His former personal trainer was sentenced to 30 years. During initial police questioning, Janowski had confessed he “ordered this murder” and to paying his fitness coach €140,000 to organise the hit.
He had alleged that Hélène Pastor and her son Gildo had made her daughter’s life a misery and that it was his moral duty to put an end to it. “How many times did I find Sylvia in pieces? (The murder) was to put a stop to the suffering of my wife,” he told investigators.
But he later changed his tune, saying his “poor French” meant he had misunderstood the questions and pleaded innocent. In fact, he said, Mr Dauriac had ordered the murder to pressure him into paying “protection money” or see his children kidnapped.
He stuck to that line throughout the five-week trial, in which nine others were accused of playing a role in Mrs Pastor’s death. Four received sentences of up to 15 years and two were acquitted.
Remaining defiant under questioning, he dared prosecutors to "show me the proof".
But in a dramatic U-turn, Janowski’s lawyer shocked the court on Tuesday by announcing that his client was “guilty of ordering Helene Pastor’s murder".
"These words which you wanted to hear from him come from my mouth. He tried to say these words, he wanted to say them but he couldn’t," Eric Dupond-Moretti told the court as Janowski sat crying in the dock.
Shortly before the verdict, Janowski expressed his “apologies” to his ex-wife and children in court.

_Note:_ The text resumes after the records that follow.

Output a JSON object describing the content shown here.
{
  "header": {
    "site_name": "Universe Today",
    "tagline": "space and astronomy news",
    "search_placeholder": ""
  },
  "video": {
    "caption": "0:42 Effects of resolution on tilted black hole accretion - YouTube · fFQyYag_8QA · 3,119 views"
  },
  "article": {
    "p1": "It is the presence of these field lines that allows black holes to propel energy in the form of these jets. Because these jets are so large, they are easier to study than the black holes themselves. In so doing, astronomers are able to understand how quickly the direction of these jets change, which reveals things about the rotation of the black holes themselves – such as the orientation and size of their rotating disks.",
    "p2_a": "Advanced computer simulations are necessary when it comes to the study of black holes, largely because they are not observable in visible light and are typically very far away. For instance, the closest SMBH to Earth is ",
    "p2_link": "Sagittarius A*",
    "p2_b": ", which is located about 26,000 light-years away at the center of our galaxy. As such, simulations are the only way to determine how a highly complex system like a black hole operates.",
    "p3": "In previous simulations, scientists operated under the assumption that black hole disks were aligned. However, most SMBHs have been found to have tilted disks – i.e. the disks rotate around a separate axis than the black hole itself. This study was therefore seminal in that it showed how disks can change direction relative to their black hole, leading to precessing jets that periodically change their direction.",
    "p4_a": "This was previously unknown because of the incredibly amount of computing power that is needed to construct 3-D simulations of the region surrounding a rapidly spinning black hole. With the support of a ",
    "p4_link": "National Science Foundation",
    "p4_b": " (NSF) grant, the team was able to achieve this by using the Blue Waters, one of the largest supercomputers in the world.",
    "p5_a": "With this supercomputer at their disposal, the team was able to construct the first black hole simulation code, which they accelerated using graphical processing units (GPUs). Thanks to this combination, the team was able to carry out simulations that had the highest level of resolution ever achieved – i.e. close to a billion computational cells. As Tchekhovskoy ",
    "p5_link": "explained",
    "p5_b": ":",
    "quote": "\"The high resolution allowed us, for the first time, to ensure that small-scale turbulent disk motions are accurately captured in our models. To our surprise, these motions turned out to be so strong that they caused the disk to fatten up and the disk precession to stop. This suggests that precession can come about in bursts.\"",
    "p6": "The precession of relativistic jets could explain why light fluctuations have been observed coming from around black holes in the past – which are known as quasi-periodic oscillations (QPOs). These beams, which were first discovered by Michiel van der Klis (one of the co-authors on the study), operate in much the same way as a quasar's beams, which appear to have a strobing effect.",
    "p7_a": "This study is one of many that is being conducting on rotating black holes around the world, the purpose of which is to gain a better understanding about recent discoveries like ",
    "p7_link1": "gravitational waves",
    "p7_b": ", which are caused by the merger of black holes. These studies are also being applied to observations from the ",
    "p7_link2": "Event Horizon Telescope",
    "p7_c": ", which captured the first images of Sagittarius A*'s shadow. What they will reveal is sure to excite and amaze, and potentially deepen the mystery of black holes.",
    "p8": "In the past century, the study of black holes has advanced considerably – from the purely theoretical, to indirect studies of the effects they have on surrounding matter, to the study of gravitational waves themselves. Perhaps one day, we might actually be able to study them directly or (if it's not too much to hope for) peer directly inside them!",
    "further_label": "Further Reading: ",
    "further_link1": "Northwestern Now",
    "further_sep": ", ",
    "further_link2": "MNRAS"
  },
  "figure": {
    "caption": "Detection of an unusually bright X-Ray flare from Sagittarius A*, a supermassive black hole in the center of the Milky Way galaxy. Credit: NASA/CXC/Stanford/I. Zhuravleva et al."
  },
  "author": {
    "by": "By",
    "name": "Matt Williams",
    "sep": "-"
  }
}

His lawyer argued that this was a crime of passion to protect his partner Sylvia Ratkowski from her abusive mother but that he had not ordered the two hitmen to kill her driver as well.
That claim was forcefully contested by Janowski’s former personal coach Pascal Dauriac, who insisted the Pole ordered him to find the two killers and have them murder the driver and steal Mrs Pastor’s purse to make it look like a robbery.
A familiar face among the mega-rich of Monaco, Janowski was known for his charming manners and charity raffles, in which the prizes included fur coats and luxury perfume. He even ran a charity for autistic children which boasted Princess Charlene as a patron.
But prosecutors pointed to the fact that he had lied about being being a Cambridge economics graduate, and was an abject failure in business, with a string of failed ventures. He had haemorrhaged money despite dipping liberally into the €500,000 monthly allowance Mrs Pastor gave her daughter, which she described as “sweet money”.
Sylvia discovered to her horror after finally looking into the accounts, that her partner had overcharged her millions by getting her to sign “twice or three times” for the same luxury yacht and a house in London, and asking for a blank cheque every month.
“All these years when he lied to me and abused me by stealing my money,” she had told the investigating judge. “I had blind faith in him and he was the man of my life,” she said.
The sharp-suited businessman’s main motive was to get his hands on his partner’s inheritance after her mother’s death, said prosecutors.
Dauriac, the former coach, said Janowski first mentioned the hit in 2012 and again in 2013, when Sylvia, a cancer survivor, became ill.
"This cannot go on, Sylvia’s illness has deteriorated, we have to get rid of the old woman. Can you help me?" Dauriac quoted Janowski as asking him.
The coach told the judge he came under the “psychological sway” of Mr Janowski, who lavished him with gifts, trips to London and a business class flight to Thailand for two. He eventually caved in, asking his brother-in-law Abdelkader Belkhatir in nearby Marseille to help him find someone for a "big job”.
He said his brother-in-law found two men for the hit – Al Hair Hamadi, who acted as lookout, and gunman Samine Said Ahmed. Both were sentenced to life in prison.
A high point in the trial was when the jury were shown a view of Janowski’s initial testimony in which he confessed to the murder. In court, he claimed that version had been forced out of him under duress. In fact, the video showed the conversation was calm and cordial.
Mrs Pasto’s son Gildo, whom she had been visiting after he had suffered a serious stroke when she was gunned down outside the hospital, welcomed the verdict.
“This is an exemplary sentence. I always believed in Wojciech Janowski’s guilt,” said Mr Pallana-Pastor.
“The jury didn’t fall for his final manipulation, his last-last-minute confession, a final attempt to shirk his responsibilities.”